Il 3 maggio 2021, muore stritolata da un macchinario di una fabbrica tessile della provincia di Prato, la ventiduenne Luana D’Orazio.
Giovedì 5 maggio, muore schiacciato dagli ingranaggi di un tornio di un’azienda di Busto Arsizio, Christian Martinelli.
Il giorno successivo, mentre lavorava in un cantiere della provincia di Bergamo, perde la vita Maurizio Gritti, di 46 anni.
Venerdì 7 maggio, è la volta di Andrea Recchia, un operaio di 37 anni, che perde la vita lavorando in un’azienda di mangimi di Sorbolo, mentre sempre lo stesso giorno, a Gubbio, Samuel Cuffaro, di 19 anni ed Elisabetta D’Innocenzo di 52, muoiono a seguito di una deflagrazione, in una fabbrica ove lavoravano ed in cui veniva prodotta cannabis legale.
E’ sabato 8 maggio, quando, ancora una volta nella bergamasca, a seguito della rovinosa caduta da un ponteggio, che era stato allestito in un cantiere di un centro commerciale, muore Marco Oldrati di 52 anni.
Purtroppo, la lista è molto lunga e le vittime appena citate, sono solo la punta dell’iceberg che fa solo parte degli allarmanti dati che riguardano l’interminabile scia di morti bianche che ha interessato questi ultimissimi giorni.
Non trascurando poi, il verificarsi di centinaia di migliaia di infortuni sul lavoro all’anno, non mortali e di diversa gravità.
Ora, tralasciando fiumi di statistiche e montagne di letteratura sull’argomento, secondo i dati forniti dall’INAIL, relativi ai primi tre mesi di quest’anno, gli incidenti sul lavoro con esito mortale, sarebbero stati 185, più di due al giorno, a fronte dei 166 dello stesso periodo dell’anno precedente (l’11,4% in più), che poi si è concluso con oltre 2.000 vittime. Insomma, sembrerebbe di essere ben lontani da quei dati di un decennio fa, che inducevano a qualche speranza in più per aver portato le morti bianche, sotto la pur considerevole quota delle mille vittime.

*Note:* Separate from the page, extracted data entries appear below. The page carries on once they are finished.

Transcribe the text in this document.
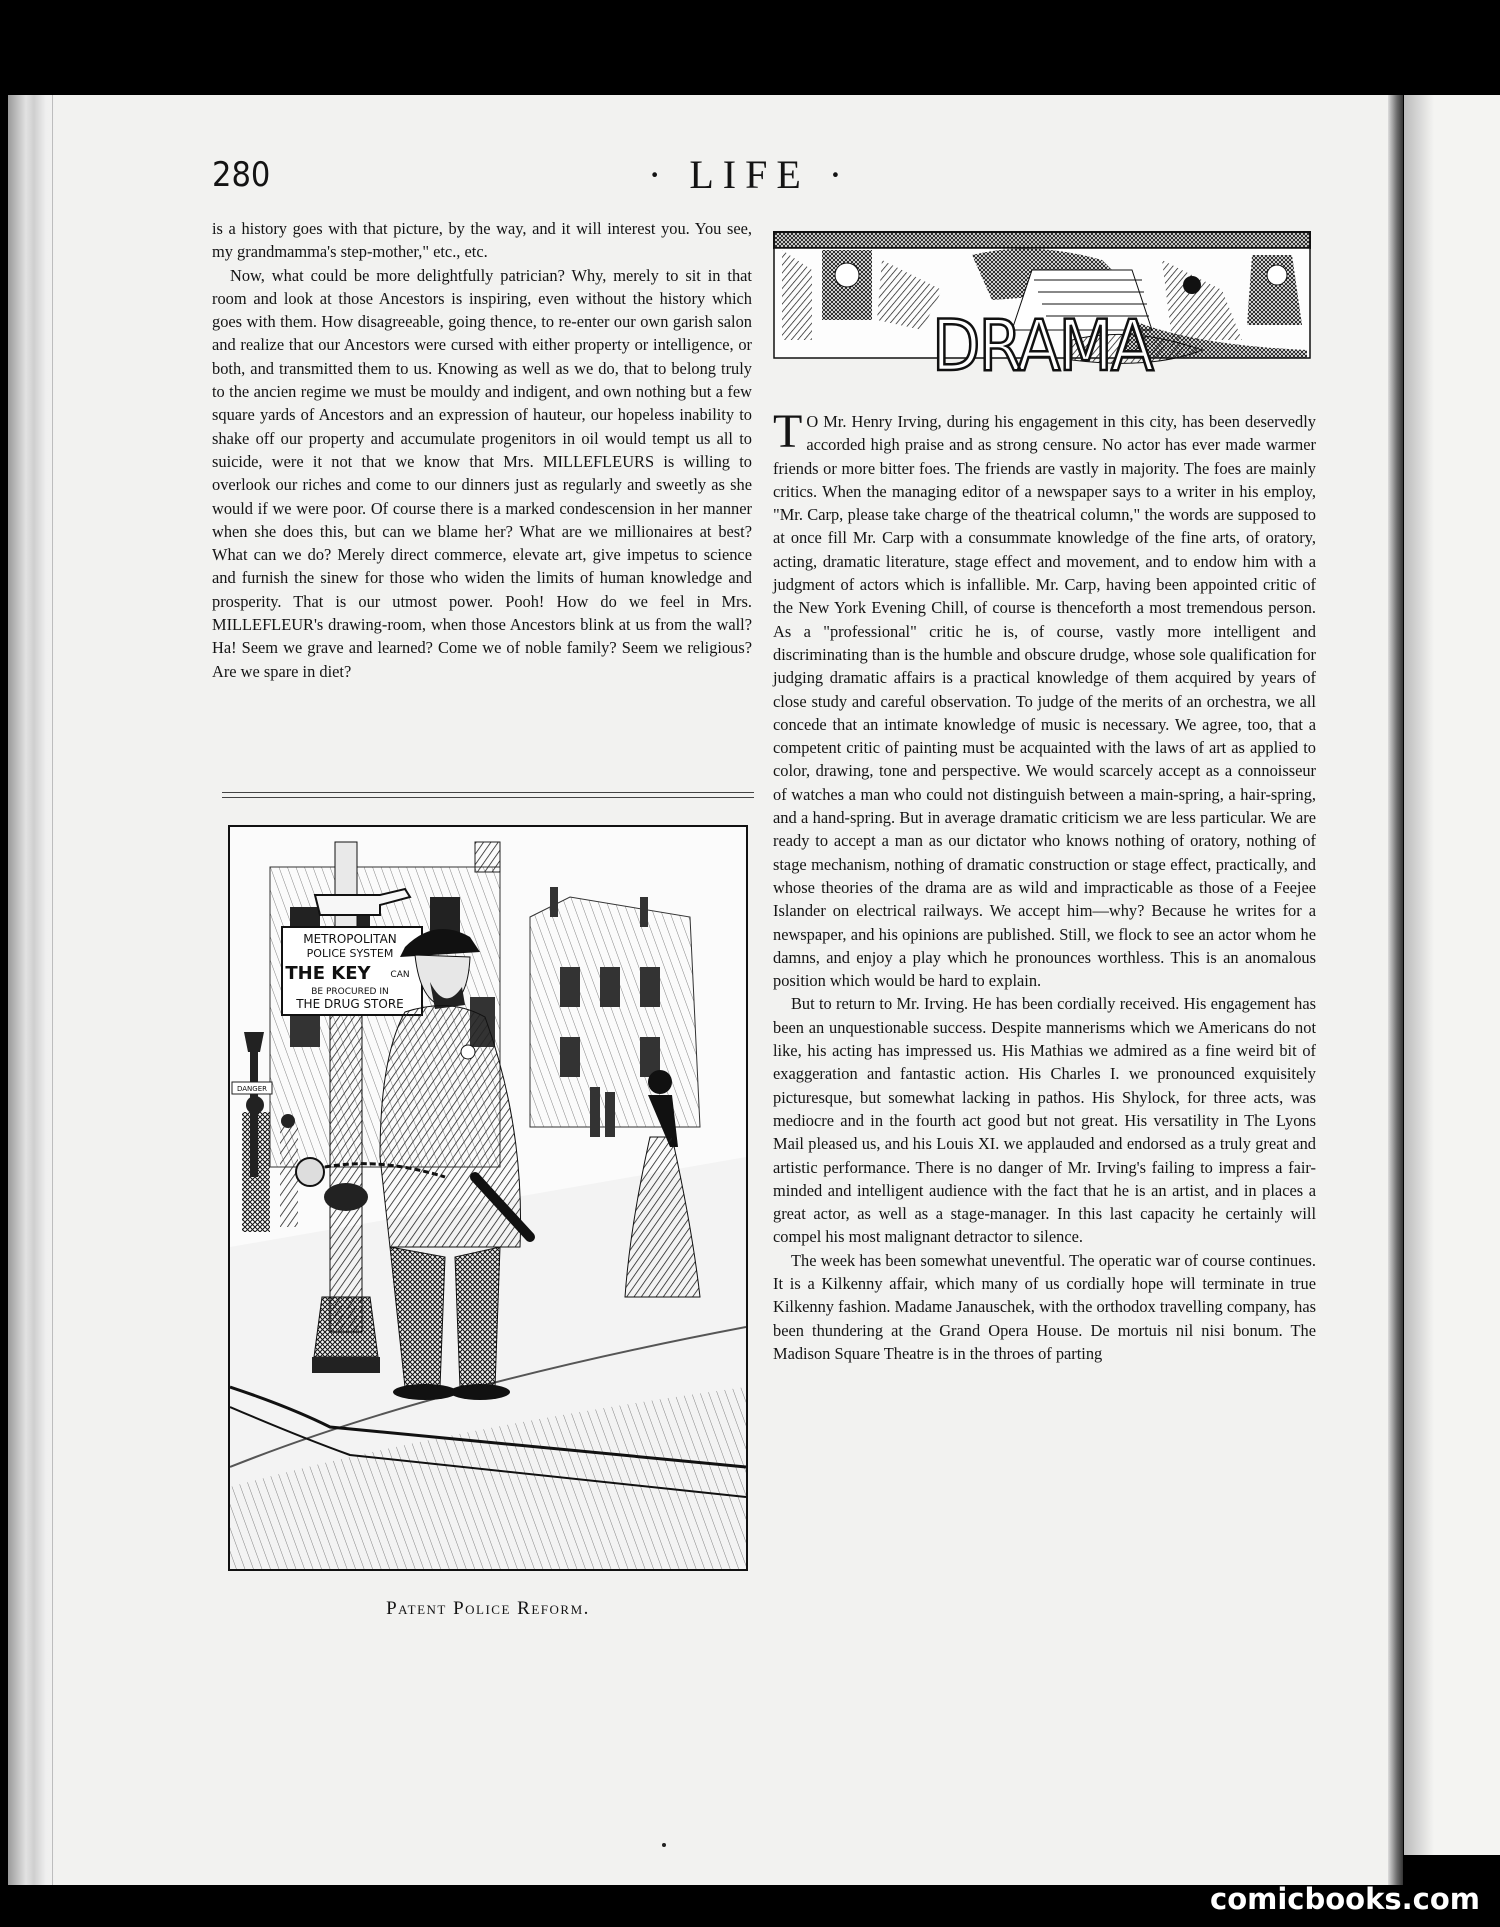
280	· LIFE ·

is a history goes with that picture, by the way, and it will interest you. You see, my grandmamma's step-mother," etc., etc.

Now, what could be more delightfully patrician? Why, merely to sit in that room and look at those Ancestors is inspiring, even without the history which goes with them. How disagreeable, going thence, to re-enter our own garish salon and realize that our Ancestors were cursed with either property or intelligence, or both, and transmitted them to us. Knowing as well as we do, that to belong truly to the ancien regime we must be mouldy and indigent, and own nothing but a few square yards of Ancestors and an expression of hauteur, our hopeless inability to shake off our property and accumulate progenitors in oil would tempt us all to suicide, were it not that we know that Mrs. MILLEFLEURS is willing to overlook our riches and come to our dinners just as regularly and sweetly as she would if we were poor. Of course there is a marked condescension in her manner when she does this, but can we blame her? What are we millionaires at best? What can we do? Merely direct commerce, elevate art, give impetus to science and furnish the sinew for those who widen the limits of human knowledge and prosperity. That is our utmost power. Pooh! How do we feel in Mrs. MILLEFLEUR's drawing-room, when those Ancestors blink at us from the wall? Ha! Seem we grave and learned? Come we of noble family? Seem we religious? Are we spare in diet?

DANGER
METROPOLITAN
POLICE SYSTEM
THE KEY CAN
BE PROCURED IN
THE DRUG STORE
Patent Police Reform.
DRAMA

T O Mr. Henry Irving, during his engagement in this city, has been deservedly accorded high praise and as strong censure. No actor has ever made warmer friends or more bitter foes. The friends are vastly in majority. The foes are mainly critics. When the managing editor of a newspaper says to a writer in his employ, "Mr. Carp, please take charge of the theatrical column," the words are supposed to at once fill Mr. Carp with a consummate knowledge of the fine arts, of oratory, acting, dramatic literature, stage effect and movement, and to endow him with a judgment of actors which is infallible. Mr. Carp, having been appointed critic of the New York Evening Chill, of course is thenceforth a most tremendous person. As a "professional" critic he is, of course, vastly more intelligent and discriminating than is the humble and obscure drudge, whose sole qualification for judging dramatic affairs is a practical knowledge of them acquired by years of close study and careful observation. To judge of the merits of an orchestra, we all concede that an intimate knowledge of music is necessary. We agree, too, that a competent critic of painting must be acquainted with the laws of art as applied to color, drawing, tone and perspective. We would scarcely accept as a connoisseur of watches a man who could not distinguish between a main-spring, a hair-spring, and a hand-spring. But in average dramatic criticism we are less particular. We are ready to accept a man as our dictator who knows nothing of oratory, nothing of stage mechanism, nothing of dramatic construction or stage effect, practically, and whose theories of the drama are as wild and impracticable as those of a Feejee Islander on electrical railways. We accept him—why? Because he writes for a newspaper, and his opinions are published. Still, we flock to see an actor whom he damns, and enjoy a play which he pronounces worthless. This is an anomalous position which would be hard to explain.

But to return to Mr. Irving. He has been cordially received. His engagement has been an unquestionable success. Despite mannerisms which we Americans do not like, his acting has impressed us. His Mathias we admired as a fine weird bit of exaggeration and fantastic action. His Charles I. we pronounced exquisitely picturesque, but somewhat lacking in pathos. His Shylock, for three acts, was mediocre and in the fourth act good but not great. His versatility in The Lyons Mail pleased us, and his Louis XI. we applauded and endorsed as a truly great and artistic performance. There is no danger of Mr. Irving's failing to impress a fair-minded and intelligent audience with the fact that he is an artist, and in places a great actor, as well as a stage-manager. In this last capacity he certainly will compel his most malignant detractor to silence.

The week has been somewhat uneventful. The operatic war of course continues. It is a Kilkenny affair, which many of us cordially hope will terminate in true Kilkenny fashion. Madame Janauschek, with the orthodox travelling company, has been thundering at the Grand Opera House. De mortuis nil nisi bonum. The Madison Square Theatre is in the throes of parting

comicbooks.com
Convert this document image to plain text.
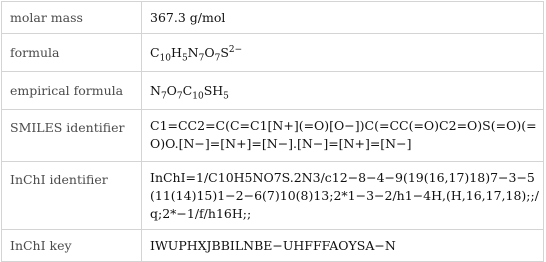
molar mass	367.3 g/mol
formula	$C_{10}H_5N_7O_7S^{2-}$
empirical formula	$N_7O_7C_{10}SH_5$
SMILES identifier	C1=CC2=C(C=C1[N+](=O)[O−])C(=CC(=O)C2=O)S(=O)(=O)O.[N−]=[N+]=[N−].[N−]=[N+]=[N−]
InChI identifier	InChI=1/C10H5NO7S.2N3/c12−8−4−9(19(16,17)18)7−3−5(11(14)15)1−2−6(7)10(8)13;2*1−3−2/h1−4H,(H,16,17,18);;/q;2*−1/f/h16H;;
InChI key	IWUPHXJBBILNBE−UHFFFAOYSA−N
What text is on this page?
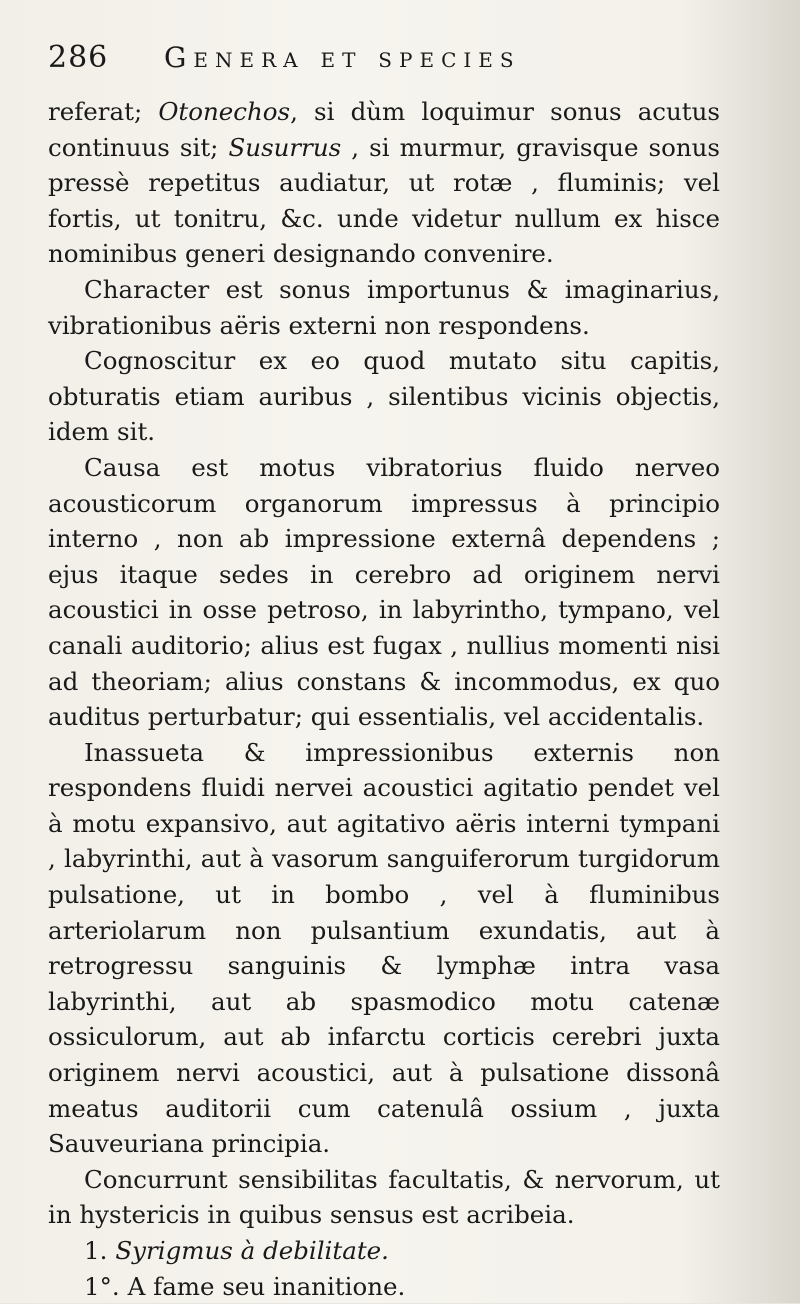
286	Genera et species

referat; Otonechos, si dùm loquimur sonus acutus continuus sit; Susurrus , si murmur, gravisque sonus pressè repetitus audiatur, ut rotæ , fluminis; vel fortis, ut tonitru, &c. unde videtur nullum ex hisce nominibus generi designando convenire.

Character est sonus importunus & imaginarius, vibrationibus aëris externi non respondens.

Cognoscitur ex eo quod mutato situ capitis, obturatis etiam auribus , silentibus vicinis objectis, idem sit.

Causa est motus vibratorius fluido nerveo acousticorum organorum impressus à principio interno , non ab impressione externâ dependens ; ejus itaque sedes in cerebro ad originem nervi acoustici in osse petroso, in labyrintho, tympano, vel canali auditorio; alius est fugax , nullius momenti nisi ad theoriam; alius constans & incommodus, ex quo auditus perturbatur; qui essentialis, vel accidentalis.

Inassueta & impressionibus externis non respondens fluidi nervei acoustici agitatio pendet vel à motu expansivo, aut agitativo aëris interni tympani , labyrinthi, aut à vasorum sanguiferorum turgidorum pulsatione, ut in bombo , vel à fluminibus arteriolarum non pulsantium exundatis, aut à retrogressu sanguinis & lymphæ intra vasa labyrinthi, aut ab spasmodico motu catenæ ossiculorum, aut ab infarctu corticis cerebri juxta originem nervi acoustici, aut à pulsatione dissonâ meatus auditorii cum catenulâ ossium , juxta Sauveuriana principia.

Concurrunt sensibilitas facultatis, & nervorum, ut in hystericis in quibus sensus est acribeia.

1.Syrigmus à debilitate.
1°.A fame seu inanitione.
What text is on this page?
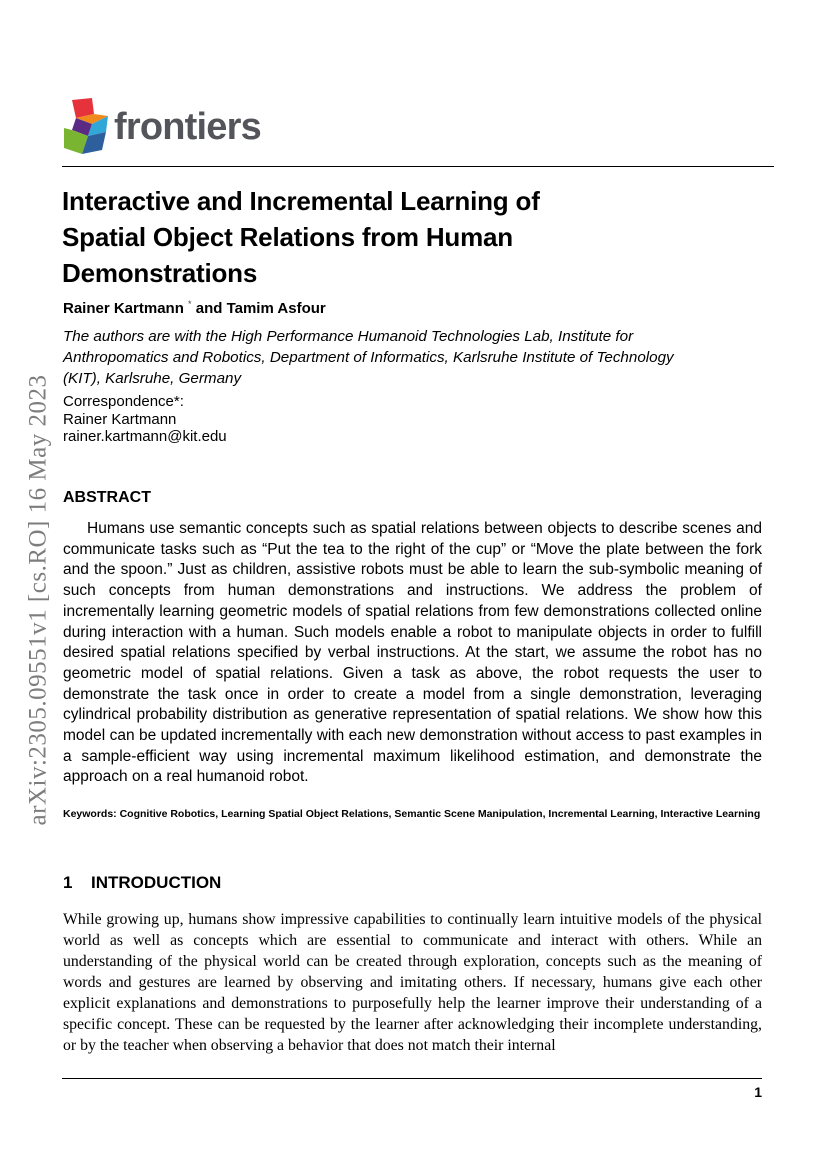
frontiers
Interactive and Incremental Learning of Spatial Object Relations from Human Demonstrations
Rainer Kartmann * and Tamim Asfour
The authors are with the High Performance Humanoid Technologies Lab, Institute for Anthropomatics and Robotics, Department of Informatics, Karlsruhe Institute of Technology (KIT), Karlsruhe, Germany
Correspondence*:
Rainer Kartmann
rainer.kartmann@kit.edu
arXiv:2305.09551v1 [cs.RO] 16 May 2023 ABSTRACT

Humans use semantic concepts such as spatial relations between objects to describe scenes and communicate tasks such as “Put the tea to the right of the cup” or “Move the plate between the fork and the spoon.” Just as children, assistive robots must be able to learn the sub-symbolic meaning of such concepts from human demonstrations and instructions. We address the problem of incrementally learning geometric models of spatial relations from few demonstrations collected online during interaction with a human. Such models enable a robot to manipulate objects in order to fulfill desired spatial relations specified by verbal instructions. At the start, we assume the robot has no geometric model of spatial relations. Given a task as above, the robot requests the user to demonstrate the task once in order to create a model from a single demonstration, leveraging cylindrical probability distribution as generative representation of spatial relations. We show how this model can be updated incrementally with each new demonstration without access to past examples in a sample-efficient way using incremental maximum likelihood estimation, and demonstrate the approach on a real humanoid robot.

Keywords: Cognitive Robotics, Learning Spatial Object Relations, Semantic Scene Manipulation, Incremental Learning, Interactive Learning

1 INTRODUCTION

While growing up, humans show impressive capabilities to continually learn intuitive models of the physical world as well as concepts which are essential to communicate and interact with others. While an understanding of the physical world can be created through exploration, concepts such as the meaning of words and gestures are learned by observing and imitating others. If necessary, humans give each other explicit explanations and demonstrations to purposefully help the learner improve their understanding of a specific concept. These can be requested by the learner after acknowledging their incomplete understanding, or by the teacher when observing a behavior that does not match their internal

1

Come detto, l’argomento è molto complesso e la statistica la fa da padrone con le sue mille e mille variabili che vengono applicate per un’indagine ad un determinato campione di popolazione di riferimento.
A tal proposito, la pandemia ancora in atto, per quanto concerne l’anno 2020, ha stravolto i numeri delle vittime sul lavoro, ampliando notevolmente la platea, con quelle avvenute tra le fila del personale medico e paramedico che ha contratto sul lavoro il COVID-19.
Tuttavia, non è questo il senso del mio intervento, che pur dimostra anche in quest’ultimo caso, che qualcosa, o forse meglio, più fattori, non hanno funzionato come avrebbero dovuto, con ogni probabilità prendendo di sorpresa, anche il campo sanitario, che in particolare agli inizi della diffusione del nuovo virus, non ha adottato, o lo ha fatto solo parzialmente, anche per la mancanza di un piano pandemico nazionale aggiornato, le cautele ed i protocolli necessari, a tutelare l’incolumità degli stessi operatori sanitari.
Posto quanto al punto precedente, come accennato in apertura, le vittime sul lavoro, continuano a riempire le cronache nere dei media in un inesorabile bollettino di morte giornaliero, che in questo periodo è forse velato dall’incessante e quanto mai martellante comunicato quotidiano, relativo ai numeri della positività alla pandemia ed a quelli dei decessi avvenuti, per i quali i media, sanno bene di avere numeri d’interesse, molto maggiori.
V’è da dire comunque, che le morti sul lavoro, non avvengono certo così per caso, un po’ in analogia a quanto accade in occasione del verificarsi di un incidente stradale, che salvo rari casi derivanti da improvvisi danni meccanici al veicolo e/o riconducibili ad eventi fortuiti ed imprevedibili, vengono a concretizzarsi perché qualcuno degli attori coinvolti, ha sbagliato, o non ha comunque osservato regole e norme del Codice della Strada.
Nel mondo del lavoro, accade più o meno la stessa cosa, inosservanza di regole e norme parziale, o addirittura essenza di prevenzione e protezione, unita in tanti casi, anche alla mancanza o corretta formazione dei lavoratori, unitamente all’insufficienza dei controlli.